It’s happened to all of us. You finally found a great deal on a gift for your significant other, and pulled the trigger. The package is on its way from Amazon, Wish, or some other retailer. You open another browser window to check the news, and are surprised to see advertisements for the exact same object you just purchased flooding the screen. As you’ve already purchased the gift, you rightfully ignore these advertisements and go on with your day, slightly miffed at the obliviousness of advertisers.
If you run an online marketplace, there’s a good chance this is happening to you regularly. Ad relevancy is a powerful tool when used properly, presenting users with options similar to items that they have already purchased. The intent is to encourage a click by advertising items the user has already expressed interest in, either through a click on an ad or a purchase on a website. However, the efficacy of this approach changes once the user has actually completed the purchase. In this post we’ll take a brief look at ad relevancy. We’ll explore some of the pitfalls of using relevancy naively, and discuss how we can improve relevancy – and click-through rates – with a slight shift of focus.
Stating the Problem
If you are running an online marketplace, you are very likely participating in a number of ad networks spread around the web. These ads, if properly implemented, should be driving clicks on your products that result in higher traffic on your marketplace – and accordingly, higher sales. The key to success of an ad campaign in this style is to present potentially relevant items to the end user, encouraging them to make a purchase based on items they’ve already expressed an interest in.
The most common approach here – what we’ll call the “naive” approach – is to present the user with products similar to those they have already purchased. If a user has purchased a red dress, for example, then it makes sense to conclude that they are interested in purchasing more dresses from online marketplaces. The user continues to browse the web and, in accordance with the above, they promptly see advertisements for red dresses in a similar style, blue dresses, green dresses, and other similar big-ticket items that they’ve already demonstrated a willingness to purchase. All is well in the world. Well, except for your click-through rates.

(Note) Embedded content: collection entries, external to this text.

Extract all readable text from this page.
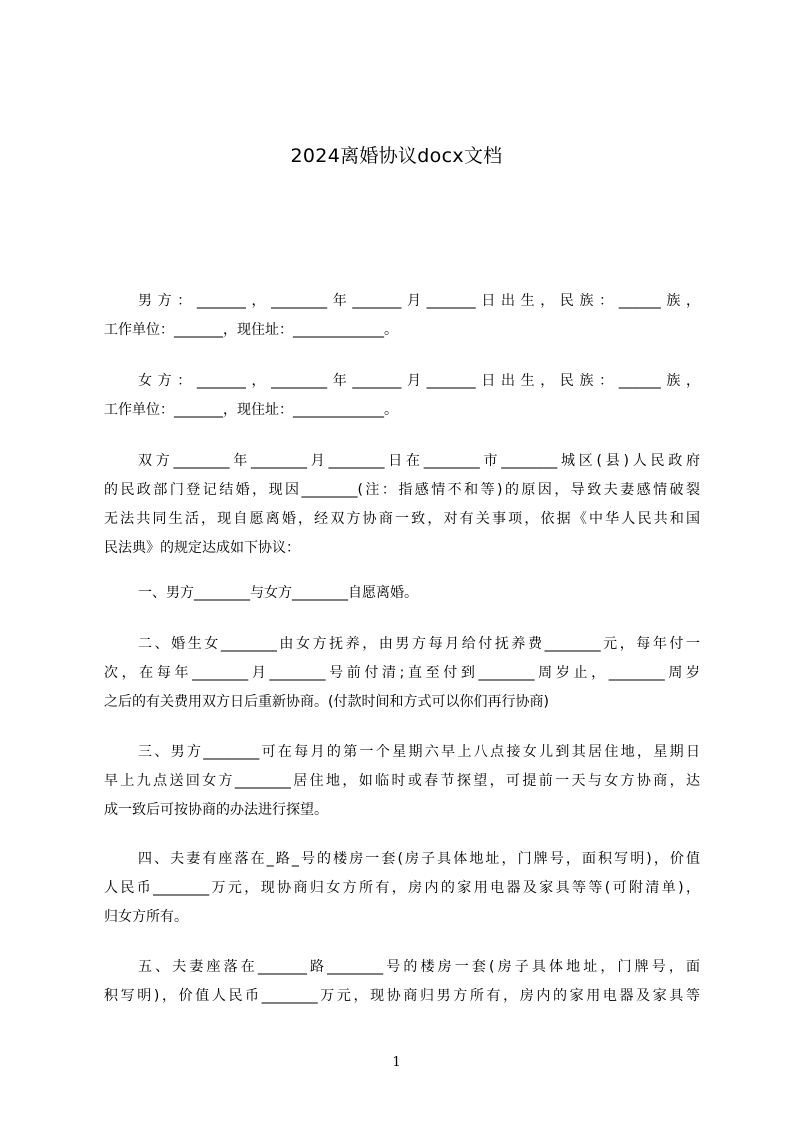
2024离婚协议docx文档
男方：_______，________年_______月_______日出生，民族：______族，
工作单位：_______，现住址：_____________。
女方：_______，________年_______月_______日出生，民族：______族，
工作单位：_______，现住址：_____________。
双方________年________月________日在________市________城区(县)人民政府
的民政部门登记结婚，现因________(注：指感情不和等)的原因，导致夫妻感情破裂
无法共同生活，现自愿离婚，经双方协商一致，对有关事项，依据《中华人民共和国
民法典》的规定达成如下协议：
一、男方________与女方________自愿离婚。
二、婚生女________由女方抚养，由男方每月给付抚养费________元，每年付一
次，在每年________月________号前付清;直至付到________周岁止，________周岁
之后的有关费用双方日后重新协商。(付款时间和方式可以你们再行协商)
三、男方________可在每月的第一个星期六早上八点接女儿到其居住地，星期日
早上九点送回女方________居住地，如临时或春节探望，可提前一天与女方协商，达
成一致后可按协商的办法进行探望。
四、夫妻有座落在_路_号的楼房一套(房子具体地址，门牌号，面积写明)，价值
人民币________万元，现协商归女方所有，房内的家用电器及家具等等(可附清单)，
归女方所有。
五、夫妻座落在_______路________号的楼房一套(房子具体地址，门牌号，面
积写明)，价值人民币________万元，现协商归男方所有，房内的家用电器及家具等
1
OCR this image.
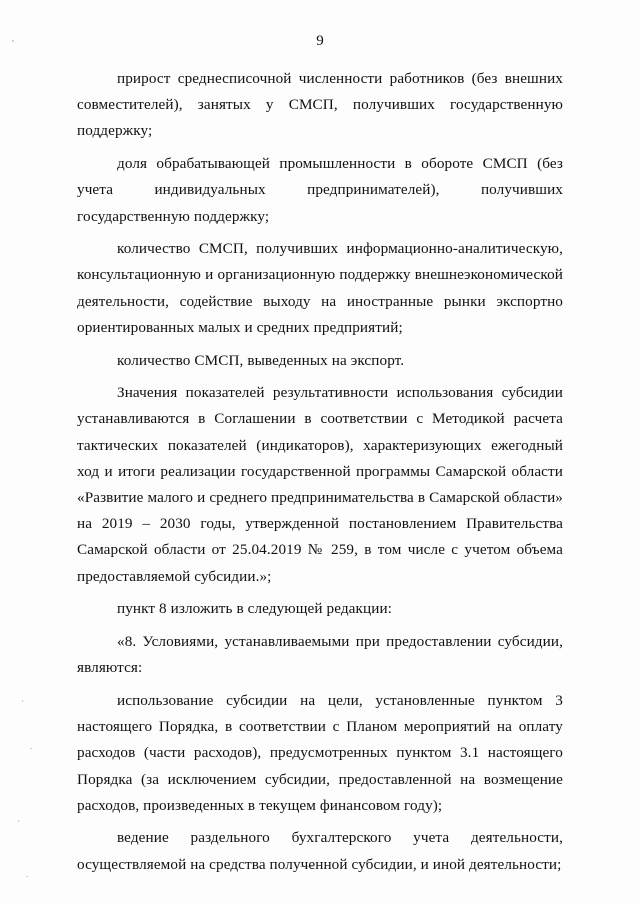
9

прирост среднесписочной численности работников (без внешних совместителей), занятых у СМСП, получивших государственную поддержку;

доля обрабатывающей промышленности в обороте СМСП (без учета индивидуальных предпринимателей), получивших государственную поддержку;

количество СМСП, получивших информационно-аналитическую, консультационную и организационную поддержку внешнеэкономической деятельности, содействие выходу на иностранные рынки экспортно ориентированных малых и средних предприятий;

количество СМСП, выведенных на экспорт.

Значения показателей результативности использования субсидии устанавливаются в Соглашении в соответствии с Методикой расчета тактических показателей (индикаторов), характеризующих ежегодный ход и итоги реализации государственной программы Самарской области «Развитие малого и среднего предпринимательства в Самарской области» на 2019 – 2030 годы, утвержденной постановлением Правительства Самарской области от 25.04.2019 № 259, в том числе с учетом объема предоставляемой субсидии.»;

пункт 8 изложить в следующей редакции:

«8. Условиями, устанавливаемыми при предоставлении субсидии, являются:

использование субсидии на цели, установленные пунктом 3 настоящего Порядка, в соответствии с Планом мероприятий на оплату расходов (части расходов), предусмотренных пунктом 3.1 настоящего Порядка (за исключением субсидии, предоставленной на возмещение расходов, произведенных в текущем финансовом году);

ведение раздельного бухгалтерского учета деятельности, осуществляемой на средства полученной субсидии, и иной деятельности;
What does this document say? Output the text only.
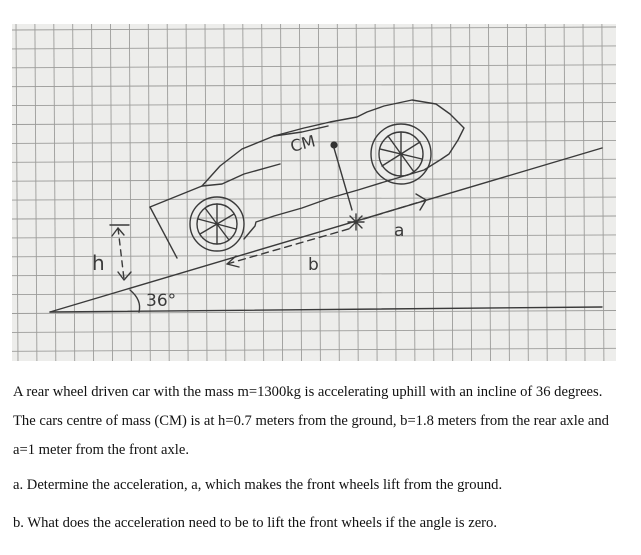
CM
b
a
h
36°

A rear wheel driven car with the mass m=1300kg is accelerating uphill with an incline of 36 degrees. The cars centre of mass (CM) is at h=0.7 meters from the ground, b=1.8 meters from the rear axle and a=1 meter from the front axle.

a. Determine the acceleration, a, which makes the front wheels lift from the ground.

b. What does the acceleration need to be to lift the front wheels if the angle is zero.
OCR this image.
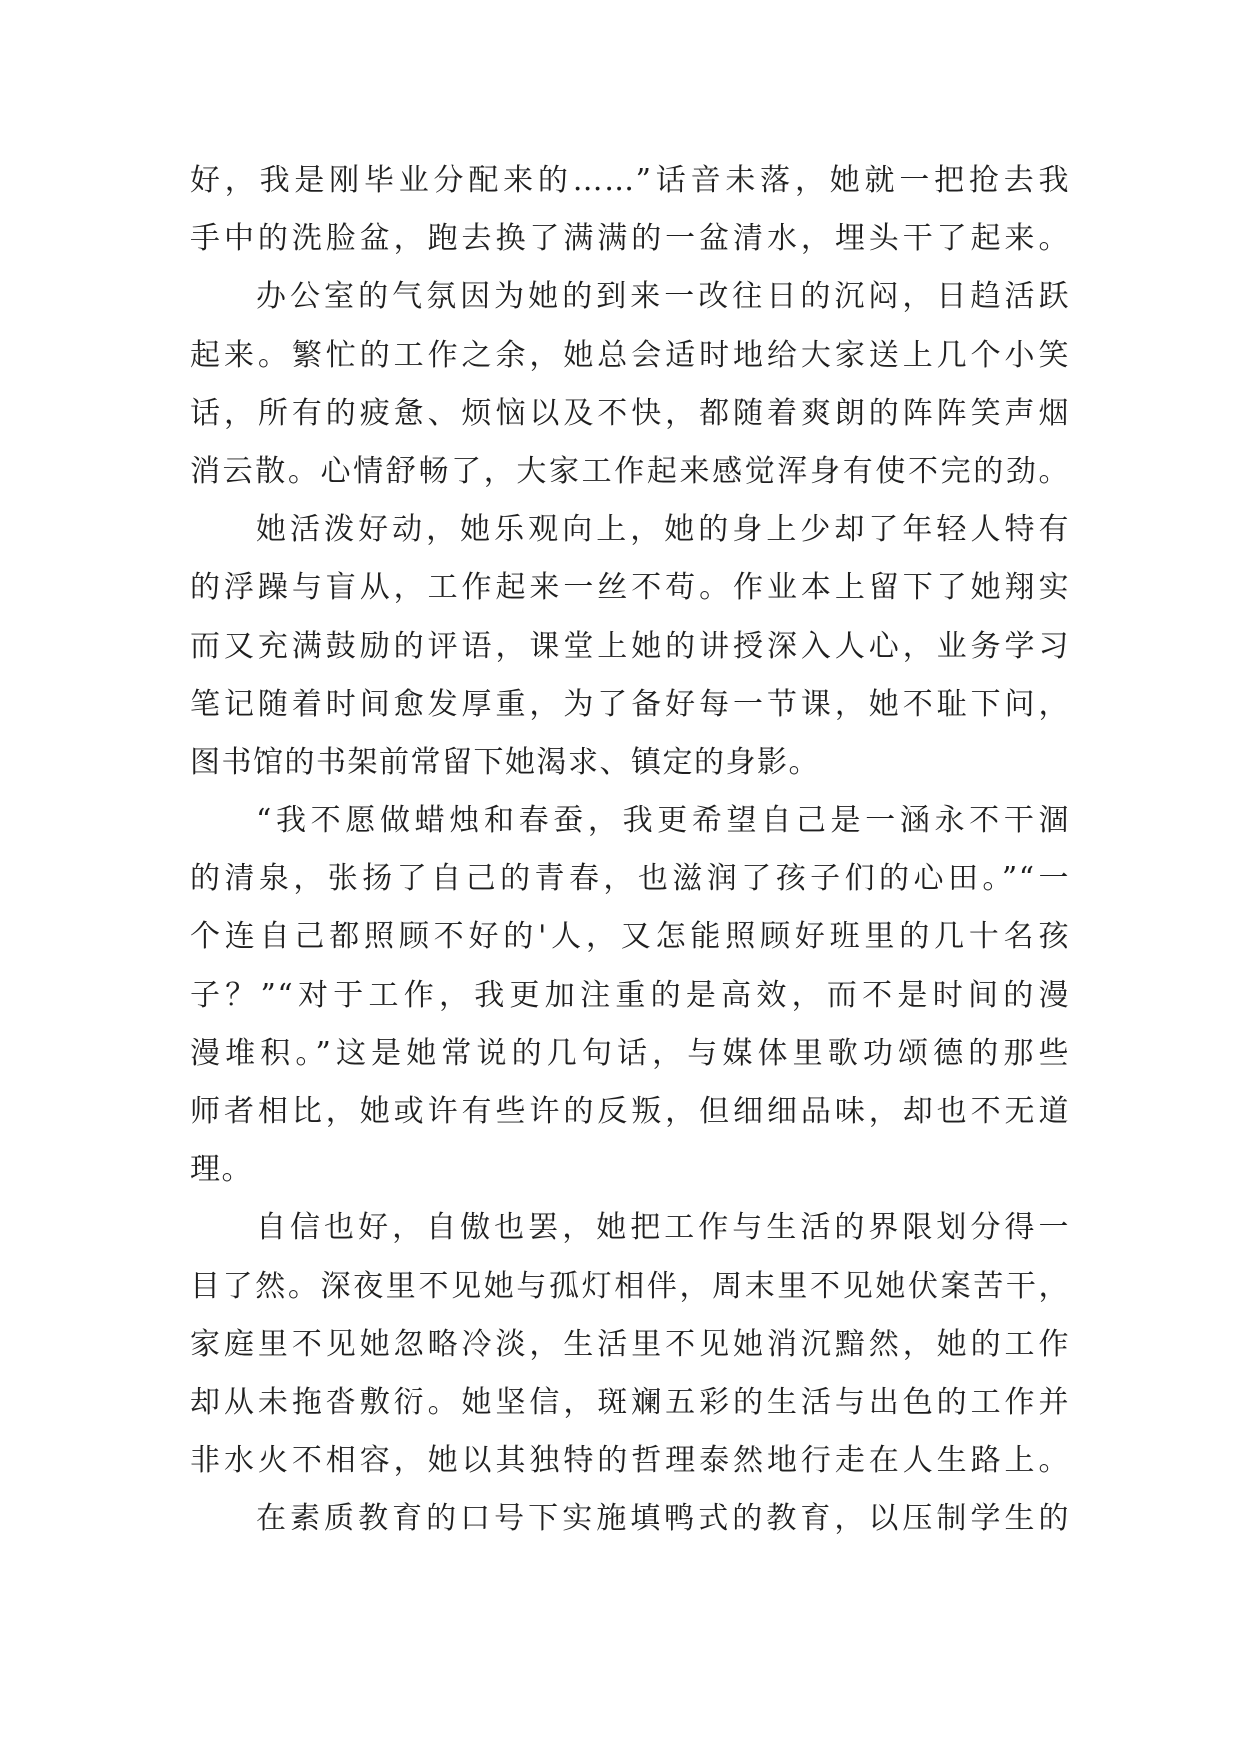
好，我是刚毕业分配来的……”话音未落，她就一把抢去我
手中的洗脸盆，跑去换了满满的一盆清水，埋头干了起来。
办公室的气氛因为她的到来一改往日的沉闷，日趋活跃
起来。繁忙的工作之余，她总会适时地给大家送上几个小笑
话，所有的疲惫、烦恼以及不快，都随着爽朗的阵阵笑声烟
消云散。心情舒畅了，大家工作起来感觉浑身有使不完的劲。
她活泼好动，她乐观向上，她的身上少却了年轻人特有
的浮躁与盲从，工作起来一丝不苟。作业本上留下了她翔实
而又充满鼓励的评语，课堂上她的讲授深入人心，业务学习
笔记随着时间愈发厚重，为了备好每一节课，她不耻下问，
图书馆的书架前常留下她渴求、镇定的身影。
“我不愿做蜡烛和春蚕，我更希望自己是一涵永不干涸
的清泉，张扬了自己的青春，也滋润了孩子们的心田。”“一
个连自己都照顾不好的'人，又怎能照顾好班里的几十名孩
子？”“对于工作，我更加注重的是高效，而不是时间的漫
漫堆积。”这是她常说的几句话，与媒体里歌功颂德的那些
师者相比，她或许有些许的反叛，但细细品味，却也不无道
理。
自信也好，自傲也罢，她把工作与生活的界限划分得一
目了然。深夜里不见她与孤灯相伴，周末里不见她伏案苦干，
家庭里不见她忽略冷淡，生活里不见她消沉黯然，她的工作
却从未拖沓敷衍。她坚信，斑斓五彩的生活与出色的工作并
非水火不相容，她以其独特的哲理泰然地行走在人生路上。
在素质教育的口号下实施填鸭式的教育，以压制学生的
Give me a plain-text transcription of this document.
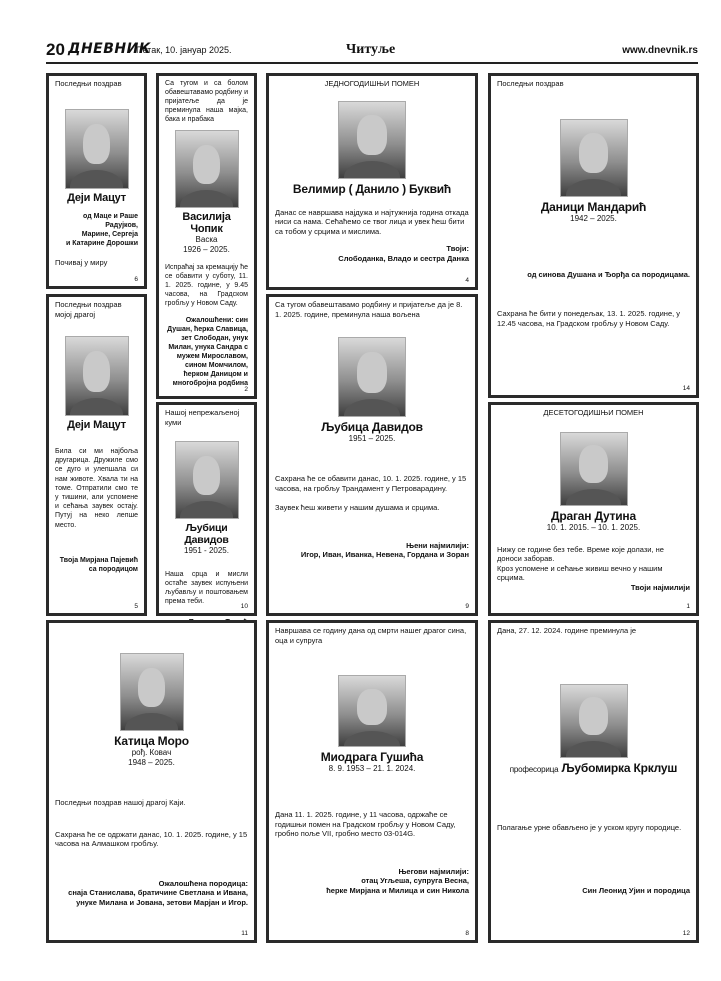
20 ДНЕВНИК
Петак, 10. јануар 2025.	Читуље	www.dnevnik.rs
Последњи поздрав
Деји Мацут
од Маце и Раше Радујков,
Марине, Сергеја
и Катарине Дорошки
Почивај у миру
6
Последњи поздрав мојој драгој
Деји Мацут
Била си ми најбоља другарица. Дружиле смо се дуго и улепшала си нам животе. Хвала ти на томе. Отпратили смо те у тишини, али успомене и сећања заувек остају. Путуј на неко лепше место.
Твоја Мирјана Пајевић са породицом
5
Са тугом и са болом обавештавамо родбину и пријатеље да је преминула наша мајка, бака и прабака
Василија Чопик
Васка
1926 – 2025.
Испраћај за кремацију ће се обавити у суботу, 11. 1. 2025. године, у 9.45 часова, на Градском гробљу у Новом Саду.
Ожалошћени: син Душан, ћерка Славица, зет Слободан, унук Милан, унука Сандра с мужем Мирославом, сином Момчилом, ћерком Даницом и многобројна родбина
2
Нашој непрежаљеној куми
Љубици Давидов
1951 - 2025.
Наша срца и мисли остаће заувек испуњени љубављу и поштовањем према теби.
10
ЈЕДНОГОДИШЊИ ПОМЕН
Велимир ( Данило ) Буквић
Данас се навршава најдужа и најтужнија година откада ниси са нама. Сећаћемо се твог лица и увек ћеш бити са тобом у срцима и мислима.
Твоји:
Слободанка, Владо и сестра Данка
4
Са тугом обавештавамо родбину и пријатеље да је 8. 1. 2025. године, преминула наша вољена
Љубица Давидов
1951 – 2025.
Сахрана ће се обавити данас, 10. 1. 2025. године, у 15 часова, на гробљу Трандамент у Петроварадину.
Заувек ћеш живети у нашим душама и срцима.
Њени најмилији:
Игор, Иван, Иванка, Невена, Гордана и Зоран
9
Последњи поздрав
Даници Мандарић
1942 – 2025.
од синова Душана и Ђорђа са породицама.
Сахрана ће бити у понедељак, 13. 1. 2025. године, у 12.45 часова, на Градском гробљу у Новом Саду.
14
ДЕСЕТОГОДИШЊИ ПОМЕН
Драган Дутина
10. 1. 2015. – 10. 1. 2025.
Нижу се године без тебе. Време које долази, не доноси заборав.
Кроз успомене и сећање живиш вечно у нашим срцима.
Твоји најмилији
1
Катица Моро
рођ. Ковач
1948 – 2025.
Последњи поздрав нашој драгој Каји.
Сахрана ће се одржати данас, 10. 1. 2025. године, у 15 часова на Алмашком гробљу.
Ожалошћена породица:
снаја Станислава, братичине Светлана и Ивана, унуке Милана и Јована, зетови Марјан и Игор.
11
Навршава се годину дана од смрти нашег драгог сина, оца и супруга
Миодрага Гушића
8. 9. 1953 – 21. 1. 2024.
Дана 11. 1. 2025. године, у 11 часова, одржаће се годишњи помен на Градском гробљу у Новом Саду, гробно поље VII, гробно место 03-014G.
Његови најмилији:
отац Угљеша, супруга Весна,
ћерке Мирјана и Милица и син Никола
8
Дана, 27. 12. 2024. године преминула је
професорица Љубомирка Крклуш
Полагање урне обављено је у уском кругу породице.
Син Леонид Ујин и породица
12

The Problem With the Naive Approach
The problem with the naive approach above rests in a faulty assumption. The base assumption is that if a user has purchased one item, they are likely to be interested in – and purchase – similar items. Someone who purchases a red dress may also be interested in another red dress, or may be interested in a blue dress with a similar neckline. While this approach seems logical at a glance, it ignores user behavior.
Put yourself in the shoes of a user shopping for a red dress. The user likely already has a closet full of other clothes, and is purchasing the dress to bolster their existing collection. While it is likely that they may purchase additional dresses in the future, odds are that they’re not interested in purchasing a big ticket item like a dress in bulk. This is a difference between the act of shopping, where you want to be presented with a range of similar options so you can make a decision, and the act of buying, which is driven by the underlying purpose that drove you to shopping online in the first place. The naive approach above optimizes for the action of shopping, but ignores that most of these ads are not being seen on your marketplace – in fact, once the user has clicked through to your marketplace, they no longer need to have the related products shown to them as ads. They’ve expressed an interest in purchasing this item from you, which means they’ve necessarily shifted their mindset from ‘purchase” to “buy”.
Improving Clickthrough Metrics
Once the user swaps their mindset from “purchase” to “buy”, the naive approach to advertising above immediately loses its efficacy. The user has just bought a red dress – there is not much of a chance they need two red dresses. The key here is to recognize that the switch from a “purchase” mindset to a “buy” mindset changes the desires of the shopper. They’ve completed their primary goal – buy a red dress – and have moved on to the original driving goal of building a wardrobe that includes a red dress.
To get around this misunderstanding, you’ll need to expand your definition of related products. A user who has bought a red dress likely doesn’t want another red dress. However, they probably are very interested in a red handbag, red shoes, or any other item that would be fashionable with their new garment. Bolstering this is the place where the user is actually seeing your advertisements. Once they’ve purchased an item from you, they’ve probably already left your website to continue their day. This means they’re seeing your “relevant” ads on other websites, either browsing the news, searching the web for additional products, or while checking in with friends and family. By changing the ads at this point to show items related to the red dress, you can once again capture their attention and drive them back to your marketplace.
Simply put, once a sale has been made advertising that shows similar items to the user loses all efficacy. The user has made their purchase, and moved on to other things. If you want to capture that user’s attention, you’ll want to present the user with items related to their purchase, but not similar. Presenting someone who has purchased a red dress with more red dresses will not be effective. However, presenting that same user with shoes, handbags, earrings, and other related items is far more likely to result in the additional click. By focusing on user behavior, and the factors driving their purchase decision, you can revolutionize your advertising and improve clickthrough rates, providing ads that are more relevant to the user and more beneficial to your bottom line.